Melinda Parker Thompson, an underwriting specialist with Allianz Global Corporate & Specialty (AGCS), told attendees the insurer is specifically looking at silent cyber across its portfolio. “A number of insurers are going that route,” added panellist Alexandre Tsinos, who does treaty reinsurance broking with Aon.
Parker Thompson said AGCS is looking internally at how much it should allocate to silent cyber to “really allocate money to that exposure, starting building that book of business off it.”
If claims do come in and the approximate cause is the cyber as the trigger, “you can now actually see what that’s doing for your portfolio,” Parker Thompson said during the session Non-Affirmative Cyber. “It allows us to get into the reinsurance piece a little bit more confidently and gives us a bit more leverage in those discussions. That’s the phase we’re working towards right now.”
Silent cyber refers to whether cyber coverage could be read into policies where cyber was not specifically excluded.
Tsinos said the level of allocation of silent cyber resources differs by insurer. “Some insurers have the view that they wish to in-source that project as much as possible and a lot of insurers actually… don’t have the capabilities to do it internally, or the resources,” he said. “In a different market cycle, their attention is turned elsewhere in terms of profitability concerns and they choose to outsource that. It’s not a long-term end game, but there is a way to guide insurers towards an affirmation of cyber across the breadth of their product suite.”
Until insurers reach that level of affirmation across the entire portfolio, there is a silent cyber product available through Lloyd’s capacity in the interim, Tsinos reported. Aon has been discussion in Canada with a few markets’ insurers; it has placed about a half dozen silent cyber products in North America, primarily out of the United States, he added.
“It is there as a stop-gap,” Tsinos said. “The coverage is available. It’s there and it’s effective.”

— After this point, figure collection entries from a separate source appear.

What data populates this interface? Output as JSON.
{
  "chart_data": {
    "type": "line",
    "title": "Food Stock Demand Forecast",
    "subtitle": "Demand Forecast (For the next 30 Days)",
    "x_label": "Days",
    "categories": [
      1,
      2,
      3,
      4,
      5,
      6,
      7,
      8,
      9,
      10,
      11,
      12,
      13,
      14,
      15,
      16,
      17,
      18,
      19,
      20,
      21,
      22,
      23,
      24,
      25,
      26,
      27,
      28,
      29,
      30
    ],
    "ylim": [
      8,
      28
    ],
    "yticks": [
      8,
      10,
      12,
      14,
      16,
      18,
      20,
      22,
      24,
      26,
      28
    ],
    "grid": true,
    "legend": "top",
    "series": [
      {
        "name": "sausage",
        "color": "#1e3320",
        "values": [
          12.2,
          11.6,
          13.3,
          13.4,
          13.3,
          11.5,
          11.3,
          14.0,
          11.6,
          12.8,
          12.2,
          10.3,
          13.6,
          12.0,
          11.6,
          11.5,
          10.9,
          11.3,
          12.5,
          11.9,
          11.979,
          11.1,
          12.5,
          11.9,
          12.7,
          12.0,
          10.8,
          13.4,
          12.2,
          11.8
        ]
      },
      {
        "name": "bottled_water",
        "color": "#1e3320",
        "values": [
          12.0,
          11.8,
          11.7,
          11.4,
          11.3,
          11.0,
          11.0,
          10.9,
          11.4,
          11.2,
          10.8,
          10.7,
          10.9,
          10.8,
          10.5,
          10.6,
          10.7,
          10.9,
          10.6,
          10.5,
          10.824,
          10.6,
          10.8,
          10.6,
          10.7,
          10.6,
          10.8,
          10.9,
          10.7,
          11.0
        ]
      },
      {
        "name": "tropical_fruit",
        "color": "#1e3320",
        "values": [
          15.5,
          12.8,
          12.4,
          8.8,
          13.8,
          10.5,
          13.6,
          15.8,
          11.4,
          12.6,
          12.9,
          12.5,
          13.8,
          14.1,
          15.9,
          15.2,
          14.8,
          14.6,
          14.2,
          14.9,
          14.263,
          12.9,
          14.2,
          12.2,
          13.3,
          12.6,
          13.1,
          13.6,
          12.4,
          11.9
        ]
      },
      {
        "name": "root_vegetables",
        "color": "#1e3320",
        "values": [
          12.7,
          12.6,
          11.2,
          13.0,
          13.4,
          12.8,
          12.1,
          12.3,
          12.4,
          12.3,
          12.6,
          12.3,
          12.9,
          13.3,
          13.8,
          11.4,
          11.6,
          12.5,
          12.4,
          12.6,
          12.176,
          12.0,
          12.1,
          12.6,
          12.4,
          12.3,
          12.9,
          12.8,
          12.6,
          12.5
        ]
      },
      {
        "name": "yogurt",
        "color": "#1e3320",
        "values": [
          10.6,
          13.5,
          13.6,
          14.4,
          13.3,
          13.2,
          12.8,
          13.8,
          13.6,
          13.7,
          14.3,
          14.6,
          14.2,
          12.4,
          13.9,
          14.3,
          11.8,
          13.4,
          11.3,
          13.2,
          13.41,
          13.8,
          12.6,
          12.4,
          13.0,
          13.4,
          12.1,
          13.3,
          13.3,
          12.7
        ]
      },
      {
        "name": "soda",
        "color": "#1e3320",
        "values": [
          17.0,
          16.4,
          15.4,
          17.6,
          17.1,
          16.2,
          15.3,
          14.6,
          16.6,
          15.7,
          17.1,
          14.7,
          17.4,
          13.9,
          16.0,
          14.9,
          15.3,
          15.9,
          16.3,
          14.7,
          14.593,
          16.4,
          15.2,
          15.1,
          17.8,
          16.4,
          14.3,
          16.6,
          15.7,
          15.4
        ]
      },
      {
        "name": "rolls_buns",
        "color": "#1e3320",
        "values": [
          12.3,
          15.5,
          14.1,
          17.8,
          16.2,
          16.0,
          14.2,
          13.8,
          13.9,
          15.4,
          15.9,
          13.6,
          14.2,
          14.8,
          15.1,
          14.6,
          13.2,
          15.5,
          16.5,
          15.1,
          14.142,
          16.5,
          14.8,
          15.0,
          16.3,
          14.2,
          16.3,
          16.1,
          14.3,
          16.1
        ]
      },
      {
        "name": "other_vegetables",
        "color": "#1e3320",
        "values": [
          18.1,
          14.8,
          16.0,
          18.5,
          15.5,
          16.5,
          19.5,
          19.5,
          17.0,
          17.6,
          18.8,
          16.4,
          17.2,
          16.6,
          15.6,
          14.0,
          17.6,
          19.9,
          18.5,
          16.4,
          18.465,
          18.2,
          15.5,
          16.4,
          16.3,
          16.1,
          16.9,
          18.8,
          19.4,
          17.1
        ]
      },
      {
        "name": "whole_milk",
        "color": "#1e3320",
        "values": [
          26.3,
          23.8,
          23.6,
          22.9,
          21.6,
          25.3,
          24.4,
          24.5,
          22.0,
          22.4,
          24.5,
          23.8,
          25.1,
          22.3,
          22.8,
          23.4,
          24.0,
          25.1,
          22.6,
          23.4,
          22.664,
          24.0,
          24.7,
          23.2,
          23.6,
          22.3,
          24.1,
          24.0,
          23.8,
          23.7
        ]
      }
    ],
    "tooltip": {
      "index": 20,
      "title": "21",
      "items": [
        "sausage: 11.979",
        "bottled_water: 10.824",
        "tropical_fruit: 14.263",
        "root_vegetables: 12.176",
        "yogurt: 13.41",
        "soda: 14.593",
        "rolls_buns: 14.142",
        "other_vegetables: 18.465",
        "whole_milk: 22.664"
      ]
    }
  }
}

From a reinsurance standpoint, Tsinos said he hasn’t encountered any difficulty in placing treaties that include silent cyber. He has faced some differences in interpretation by a small number of reinsurers that question whether or not cedents are using exclusionary language and more affirmative language in their contracts. “So far, for the most part, the standard [Insurance Bureau of Canada] language for data exclusion has been sufficient to resolve those subjectivities.”